By the end of the day, however, Hwang had returned to the hospital for unspecified reasons, said Seoul National University spokesman Lim Jong-pil. He had been hospitalized since Wednesday, and it wasn't immediately known how long he would stay.
The university, where Hwang works, also launched an investigation into the controversy over the veracity of his work.
Hwang, who gained international renown for cloning the world's first human embryos and extracting stem cells from them, hugged students who welcomed him back to his office at the university.
"I am sorry for causing anxiety to the public," Hwang told reporters. He vowed to continue his stem cell research and cooperate with the university's investigation.
Ethical lapses at issue
Hwang is considered a national hero in South Korea for his pioneering research. But the scientist has recently been questioned over ethical lapses.
He publicly apologized last month after admitting that, despite earlier denials, he used eggs donated by two junior female scientists in his lab. He also stepped down as head of the World Stem Cell Hub, an international project launched in October aimed at finding treatments for incurable diseases.
The South Korean Health Ministry cleared Hwang of ethics violations last month, saying the egg donations were voluntary and not coerced. However, U.S. support for his work has waned in the wake of the latest allegations.
Questions about images
In addition, Hwang's work came under question after he said an editing error led to some duplicate images of stem cell colonies being submitted to the journal Science.

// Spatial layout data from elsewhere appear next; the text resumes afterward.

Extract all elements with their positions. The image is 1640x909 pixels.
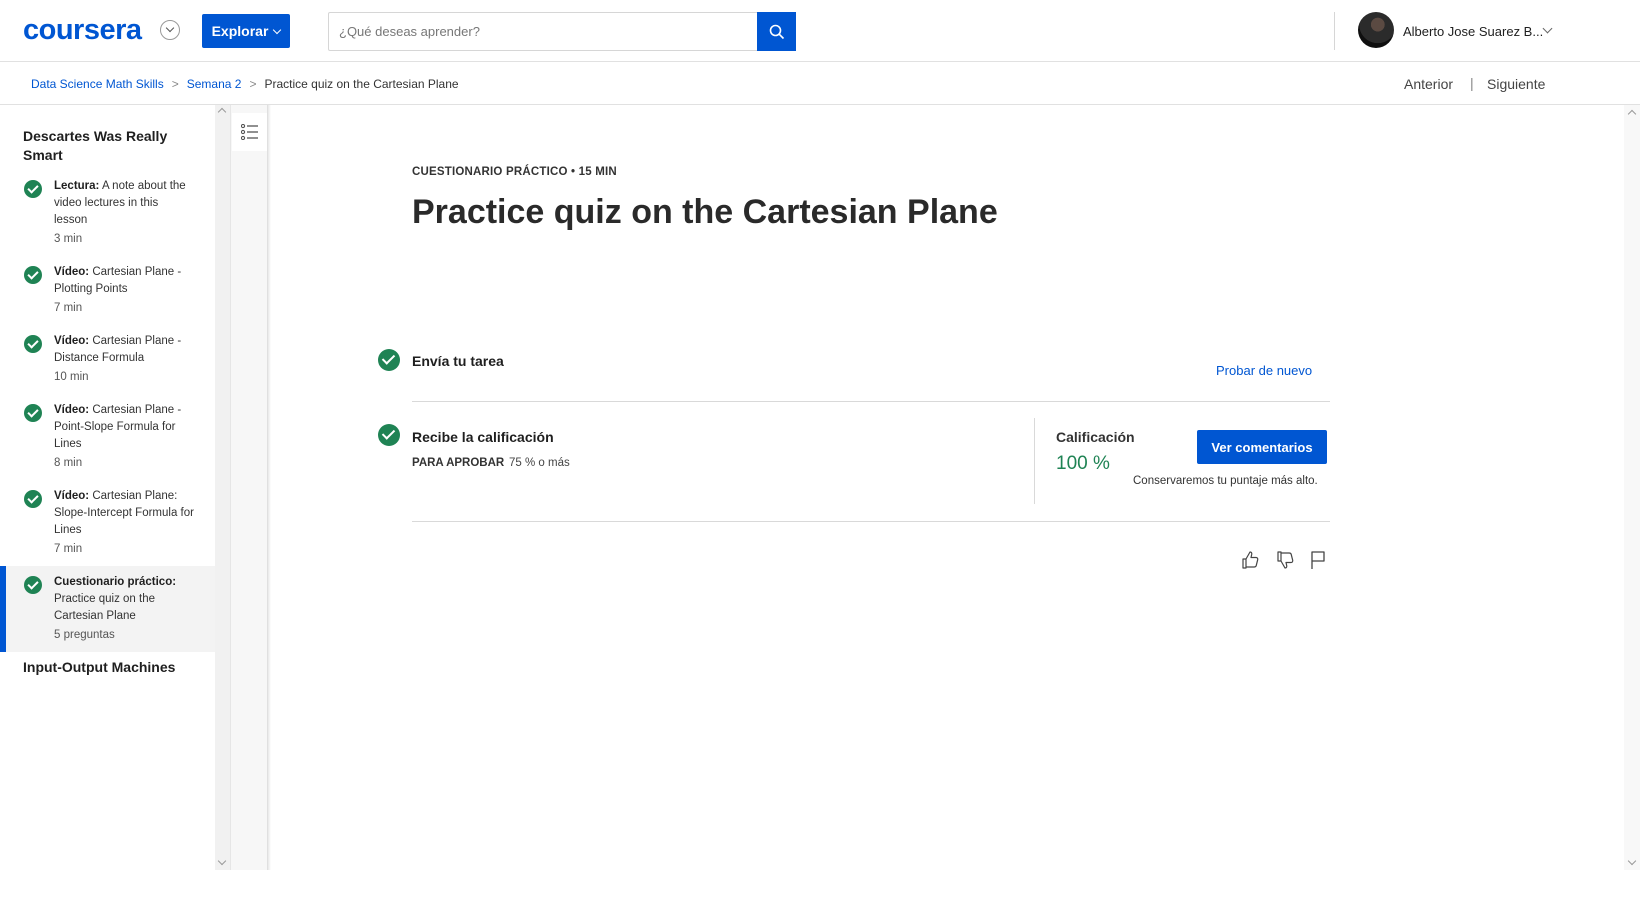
scroll-up-icon[interactable]	[1627, 109, 1637, 119]
view-feedback-button[interactable]: Ver comentarios	[1197, 430, 1327, 464]
sidebar-item-video-plotting[interactable]: Vídeo: Cartesian Plane - Plotting Points…	[0, 261, 215, 323]
item-title: Practice quiz on the Cartesian Plane	[54, 593, 156, 622]
user-name[interactable]: Alberto Jose Suarez B...	[1403, 24, 1543, 39]
check-circle-icon	[378, 424, 400, 446]
pass-label: PARA APROBAR	[412, 457, 505, 469]
item-eyebrow: CUESTIONARIO PRÁCTICO • 15 MIN	[412, 166, 617, 178]
check-circle-icon	[24, 404, 42, 422]
check-circle-icon	[24, 266, 42, 284]
page-scrollbar[interactable]	[1624, 105, 1640, 870]
section-title: Descartes Was Really Smart	[23, 128, 168, 163]
check-circle-icon	[24, 576, 42, 594]
toc-column	[230, 105, 268, 870]
next-link[interactable]: Siguiente	[1487, 76, 1545, 92]
search-box	[328, 12, 796, 51]
breadcrumb-current: Practice quiz on the Cartesian Plane	[264, 77, 459, 91]
nav-divider: |	[1470, 75, 1474, 91]
keep-highest-note: Conservaremos tu puntaje más alto.	[1133, 475, 1318, 487]
search-button[interactable]	[757, 12, 796, 51]
item-duration: 8 min	[54, 457, 83, 469]
thumbs-up-icon	[1242, 551, 1259, 569]
item-duration: 7 min	[54, 302, 83, 314]
previous-link[interactable]: Anterior	[1404, 76, 1453, 92]
chevron-down-icon	[273, 25, 282, 34]
item-type: Lectura:	[54, 180, 100, 192]
sidebar-item-video-distance[interactable]: Vídeo: Cartesian Plane - Distance Formul…	[0, 330, 215, 392]
grade-label: Calificación	[1056, 429, 1135, 445]
sidebar-scrollbar[interactable]	[215, 105, 230, 870]
item-text: Vídeo: Cartesian Plane - Plotting Points…	[54, 264, 194, 317]
search-input[interactable]	[329, 13, 759, 50]
item-duration: 10 min	[54, 371, 89, 383]
pass-value: 75 % o más	[509, 457, 570, 469]
check-circle-icon	[378, 349, 400, 371]
item-type: Vídeo:	[54, 266, 90, 278]
chevron-down-icon[interactable]	[1542, 23, 1553, 34]
item-text: Vídeo: Cartesian Plane - Distance Formul…	[54, 333, 194, 386]
report-button[interactable]	[1307, 549, 1329, 571]
breadcrumb-course[interactable]: Data Science Math Skills	[31, 77, 164, 91]
grade-divider	[1034, 418, 1035, 504]
sidebar-item-reading[interactable]: Lectura: A note about the video lectures…	[0, 175, 215, 255]
scroll-up-icon[interactable]	[217, 107, 227, 117]
item-type: Vídeo:	[54, 404, 90, 416]
thumbs-down-icon	[1277, 551, 1294, 569]
divider	[412, 521, 1330, 522]
dislike-button[interactable]	[1274, 549, 1296, 571]
chevron-right-icon: >	[249, 77, 257, 91]
step-submit-title: Envía tu tarea	[412, 353, 504, 369]
explore-label: Explorar	[211, 23, 269, 39]
breadcrumb-bar: Data Science Math Skills > Semana 2 > Pr…	[0, 62, 1640, 105]
scroll-down-icon[interactable]	[217, 856, 227, 866]
grade-value: 100 %	[1056, 453, 1110, 474]
chevron-right-icon: >	[171, 77, 179, 91]
flag-icon	[1311, 551, 1325, 569]
sidebar-item-video-slope-intercept[interactable]: Vídeo: Cartesian Plane: Slope-Intercept …	[0, 485, 215, 565]
item-text: Cuestionario práctico: Practice quiz on …	[54, 574, 194, 644]
item-type: Cuestionario práctico:	[54, 576, 177, 588]
item-text: Lectura: A note about the video lectures…	[54, 178, 194, 248]
panel-shadow	[268, 105, 271, 870]
like-button[interactable]	[1239, 549, 1261, 571]
item-duration: 7 min	[54, 543, 83, 555]
sidebar-item-video-point-slope[interactable]: Vídeo: Cartesian Plane - Point-Slope For…	[0, 399, 215, 479]
next-section-title[interactable]: Input-Output Machines	[23, 658, 203, 677]
header-divider	[1334, 12, 1335, 50]
search-icon	[769, 24, 784, 39]
item-type: Vídeo:	[54, 490, 90, 502]
breadcrumb-week[interactable]: Semana 2	[187, 77, 242, 91]
item-type: Vídeo:	[54, 335, 90, 347]
chevron-down-icon[interactable]	[160, 20, 180, 40]
toc-toggle-button[interactable]	[232, 113, 267, 151]
explore-button[interactable]: Explorar	[202, 14, 290, 48]
sidebar-item-practice-quiz[interactable]: Cuestionario práctico: Practice quiz on …	[0, 566, 215, 652]
check-circle-icon	[24, 335, 42, 353]
retry-link[interactable]: Probar de nuevo	[1216, 363, 1312, 378]
breadcrumb: Data Science Math Skills > Semana 2 > Pr…	[31, 77, 459, 91]
list-icon	[240, 124, 258, 140]
step-grade-title: Recibe la calificación	[412, 429, 554, 445]
coursera-logo[interactable]: coursera	[23, 14, 142, 47]
check-circle-icon	[24, 180, 42, 198]
lesson-sidebar: Descartes Was Really Smart Lectura: A no…	[0, 105, 215, 870]
divider	[412, 401, 1330, 402]
item-duration: 5 preguntas	[54, 629, 115, 641]
item-text: Vídeo: Cartesian Plane - Point-Slope For…	[54, 402, 194, 472]
avatar[interactable]	[1358, 12, 1394, 48]
item-text: Vídeo: Cartesian Plane: Slope-Intercept …	[54, 488, 194, 558]
page-title: Practice quiz on the Cartesian Plane	[412, 193, 998, 231]
item-duration: 3 min	[54, 233, 83, 245]
check-circle-icon	[24, 490, 42, 508]
top-header: coursera Explorar Alberto Jose Suarez B.…	[0, 0, 1640, 62]
scroll-down-icon[interactable]	[1627, 856, 1637, 866]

The journal's editors have said the mistake doesn't affect the validity of the findings. But South Korean media reports have quoted an unnamed scientist at the University of Pittsburgh, whose scientists previously collaborated with Hwang, alleging the images were deliberately fabricated.
Seoul National University said Monday it would select an expert internal panel to investigate the allegations of fabricated photos. "I think all these controversies are the pain all of us pay to ensure our society, and especially science and technology, enter into (a) mature and advanced society," a spokeswoman said.
On Sunday, Hwang had asked the university to conduct the probe and said he was willing to provide Science with more data from his research to prove its authenticity.
South Korea's Science and Technology Ministry said it wouldn't intervene with the university's probe. It voiced concern, however, the investigation could delay Hwang's research.
"We hope that everything would be cleared up through discussions to establish facts, and normal research activity would be put back on track," Kim Young-sik, director general of the ministry's basic research bureau, told The Associated Press.